Experts say North Korea's successful detonation of a third nuclear device is concerning because it indicates the country may be getting closer to the ability to put a nuclear device on a missile.
Seoul, South Korea
Despite strong international opposition, even from ally and benefactor China, North Korea on Tuesday tested its third nuclear device, prompting an emergency meeting of the United Nations Security Council.
The test appears to show an increase in North Korea’s nuclear capability and is likely to further isolate the Pyongyang regime. Analysts say that hopes for improved relations with the new governments in Washington, Seoul, Tokyo, or even Beijing are now on hold – at least for the time being.
“This is meant to get the attention of South Korea, the US, Japan and – dare I say it – China. With leadership transitions going on in all those countries this is a particularly appeasement-prone time,” says Sung-yoon Lee, assistant professor of Korean Studies at Tufts University in Boston. “None of those countries want a foreign policy crisis at the moment and will be more likely to resort to damage-control diplomacy.”

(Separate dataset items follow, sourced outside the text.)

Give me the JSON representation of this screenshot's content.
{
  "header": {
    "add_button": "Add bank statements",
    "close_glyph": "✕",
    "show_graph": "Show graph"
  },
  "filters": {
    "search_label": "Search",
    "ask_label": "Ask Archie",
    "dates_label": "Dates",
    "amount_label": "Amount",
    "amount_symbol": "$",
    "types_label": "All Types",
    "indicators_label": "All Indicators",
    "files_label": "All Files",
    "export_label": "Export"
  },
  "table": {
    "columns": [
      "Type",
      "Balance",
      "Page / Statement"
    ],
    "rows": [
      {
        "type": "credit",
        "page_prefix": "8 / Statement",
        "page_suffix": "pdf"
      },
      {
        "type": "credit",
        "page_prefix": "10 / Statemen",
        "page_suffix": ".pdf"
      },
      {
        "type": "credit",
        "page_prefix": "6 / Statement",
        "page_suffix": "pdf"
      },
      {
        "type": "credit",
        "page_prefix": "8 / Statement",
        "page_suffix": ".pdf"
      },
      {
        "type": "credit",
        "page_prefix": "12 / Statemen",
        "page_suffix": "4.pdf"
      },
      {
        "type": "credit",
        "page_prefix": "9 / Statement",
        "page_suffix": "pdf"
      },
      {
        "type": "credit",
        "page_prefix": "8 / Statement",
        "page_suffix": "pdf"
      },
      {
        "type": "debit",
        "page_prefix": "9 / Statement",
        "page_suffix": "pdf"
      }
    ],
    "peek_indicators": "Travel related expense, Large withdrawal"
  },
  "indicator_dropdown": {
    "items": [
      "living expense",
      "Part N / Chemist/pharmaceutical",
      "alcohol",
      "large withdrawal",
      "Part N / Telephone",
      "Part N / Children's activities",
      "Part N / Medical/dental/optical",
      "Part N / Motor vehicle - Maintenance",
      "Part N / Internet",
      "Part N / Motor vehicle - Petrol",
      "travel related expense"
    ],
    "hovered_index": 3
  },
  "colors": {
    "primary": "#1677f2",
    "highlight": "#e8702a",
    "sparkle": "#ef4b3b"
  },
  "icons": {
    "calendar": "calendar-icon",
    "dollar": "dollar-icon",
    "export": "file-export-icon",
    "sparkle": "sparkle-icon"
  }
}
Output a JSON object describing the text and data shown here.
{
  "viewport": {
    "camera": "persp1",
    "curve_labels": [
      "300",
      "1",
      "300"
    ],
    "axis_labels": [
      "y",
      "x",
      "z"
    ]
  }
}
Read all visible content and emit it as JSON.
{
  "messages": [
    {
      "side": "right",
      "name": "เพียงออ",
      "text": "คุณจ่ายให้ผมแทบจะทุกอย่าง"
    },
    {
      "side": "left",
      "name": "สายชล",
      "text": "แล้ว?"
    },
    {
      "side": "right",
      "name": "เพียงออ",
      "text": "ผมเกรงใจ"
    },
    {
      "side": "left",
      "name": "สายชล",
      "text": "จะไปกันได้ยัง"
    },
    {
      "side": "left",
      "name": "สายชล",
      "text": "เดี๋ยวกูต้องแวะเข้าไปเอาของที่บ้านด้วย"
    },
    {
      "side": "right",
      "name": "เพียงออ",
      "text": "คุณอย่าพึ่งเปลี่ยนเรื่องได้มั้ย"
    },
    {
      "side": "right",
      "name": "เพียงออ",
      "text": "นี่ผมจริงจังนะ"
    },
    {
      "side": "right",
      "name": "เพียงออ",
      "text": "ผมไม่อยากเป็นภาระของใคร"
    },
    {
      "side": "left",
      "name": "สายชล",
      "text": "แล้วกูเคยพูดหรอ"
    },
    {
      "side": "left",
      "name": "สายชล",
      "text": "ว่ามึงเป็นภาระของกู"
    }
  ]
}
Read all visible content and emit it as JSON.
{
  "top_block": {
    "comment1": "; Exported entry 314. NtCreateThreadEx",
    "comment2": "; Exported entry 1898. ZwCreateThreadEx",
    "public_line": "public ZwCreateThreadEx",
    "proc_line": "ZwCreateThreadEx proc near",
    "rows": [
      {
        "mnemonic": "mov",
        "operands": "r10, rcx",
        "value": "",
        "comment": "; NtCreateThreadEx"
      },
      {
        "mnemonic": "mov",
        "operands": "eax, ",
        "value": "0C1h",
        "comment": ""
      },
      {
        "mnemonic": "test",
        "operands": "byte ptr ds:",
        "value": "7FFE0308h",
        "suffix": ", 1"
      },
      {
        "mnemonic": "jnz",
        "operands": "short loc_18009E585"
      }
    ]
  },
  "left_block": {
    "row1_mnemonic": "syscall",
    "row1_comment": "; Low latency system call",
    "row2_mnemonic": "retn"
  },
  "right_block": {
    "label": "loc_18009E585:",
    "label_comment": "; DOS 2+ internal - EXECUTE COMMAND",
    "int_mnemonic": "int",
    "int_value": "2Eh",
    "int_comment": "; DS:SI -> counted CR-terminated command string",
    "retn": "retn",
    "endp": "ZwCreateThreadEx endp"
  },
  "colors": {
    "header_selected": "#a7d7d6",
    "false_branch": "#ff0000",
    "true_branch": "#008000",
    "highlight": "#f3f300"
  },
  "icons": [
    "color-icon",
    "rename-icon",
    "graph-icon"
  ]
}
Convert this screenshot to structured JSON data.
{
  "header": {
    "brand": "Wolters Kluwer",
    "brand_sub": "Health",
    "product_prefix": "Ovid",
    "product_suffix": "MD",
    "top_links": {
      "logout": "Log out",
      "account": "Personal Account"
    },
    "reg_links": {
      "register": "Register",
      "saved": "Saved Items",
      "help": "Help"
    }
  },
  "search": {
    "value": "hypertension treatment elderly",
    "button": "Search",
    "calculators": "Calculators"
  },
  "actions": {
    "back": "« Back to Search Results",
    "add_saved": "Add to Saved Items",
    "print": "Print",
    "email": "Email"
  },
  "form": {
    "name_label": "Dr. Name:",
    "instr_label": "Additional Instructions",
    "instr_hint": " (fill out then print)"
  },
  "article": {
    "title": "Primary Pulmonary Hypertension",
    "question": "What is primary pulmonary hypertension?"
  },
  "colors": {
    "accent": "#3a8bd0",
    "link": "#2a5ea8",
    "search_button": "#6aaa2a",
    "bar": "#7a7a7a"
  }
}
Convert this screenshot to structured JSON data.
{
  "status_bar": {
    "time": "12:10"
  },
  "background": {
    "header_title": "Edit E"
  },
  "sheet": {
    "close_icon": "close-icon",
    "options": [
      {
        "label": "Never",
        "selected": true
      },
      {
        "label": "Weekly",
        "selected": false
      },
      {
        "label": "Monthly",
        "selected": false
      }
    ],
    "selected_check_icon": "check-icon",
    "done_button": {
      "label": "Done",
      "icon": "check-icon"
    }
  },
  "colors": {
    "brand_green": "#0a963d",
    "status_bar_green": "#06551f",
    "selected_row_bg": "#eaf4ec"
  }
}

The US Geological Survey detected unusual seismic activity slightly north of the site of North Korea’s 2009 test, just before noon local time. The activity observed was inconsistent with that of a natural earthquake.
North Korea later confirmed the test.
"The test was conducted in a safe and perfect way on a high level with the use of a smaller and light A-bomb, unlike the previous ones, yet with great explosive power,” said an English-language dispatch from the Korea Central News Agency (KCNA), North Korea’s official state broadcaster. If true, this concerns the international community because it indicates the country may be getting closer to the ability to put a nuclear device on a missile.
The blast had a magnitude of 4.9 with an estimated yield of between 6 and 7 kilotons, which is larger than North Korea’s 2009 test – itself an increase over its first test in 2006. North Korea is apparently seeking to develop lighter weapons that can travel farther. However, it is still believed to be far from developing a nuclear warhead that could reach the US.
This test was apparently directed at the US, which North Korea still considers its sworn enemy. The KCNA report stated that “the test was to defend our country’s safety and sovereignty against the US’s aggressive behavior that infringed upon our republic’s lawful right to peacefully launch a satellite.”
South Korea's Yonhap news agency reported on Monday that Seoul and Washington were given advance notice that the test was to be carried out on Tuesday.
[Editor's note: The original version of this story misstated which governments were alerted ahead of time.]
South Korea immediately condemned the launch, calling it an unacceptable threat and a violation of United Nations Security Council Resolutions. China expressed “firm opposition,” reflecting Beijing’s growing frustration with North Korea’s provocative behavior. US President Obama called it a “highly provocative act” that threatens international peace and pledged to defend the US and its allies, which include South Korea.
Since 2009, despite having a young, Western-educated leader take over, North Korea has maintained its position as combative and withdrawn from the international community, continuing an old cycle of provocations and increased international sanctions. In December, impoverished North Korea successfully launched a long-range rocket that led to expanded UN sanctions.
The latest test, which the North indicated was a response to those sanctions, will likely only mean more sanctions for North Korea from the international community, though some analysts question their value at this point, despite the fact that the food shortages and economic difficulties caused by sanctions have not changed North Korea’s behavior on controversial issues such as its nuclear program and human rights record.
“Over the last 20 years, the international community has used sanctions and pressure when it comes to North Korea, but we’ve seen that those methods on their own cannot stop North Korea’s nuclear program,” says Yang Moo-jin, a professor at Seoul’s University of North Korean Studies.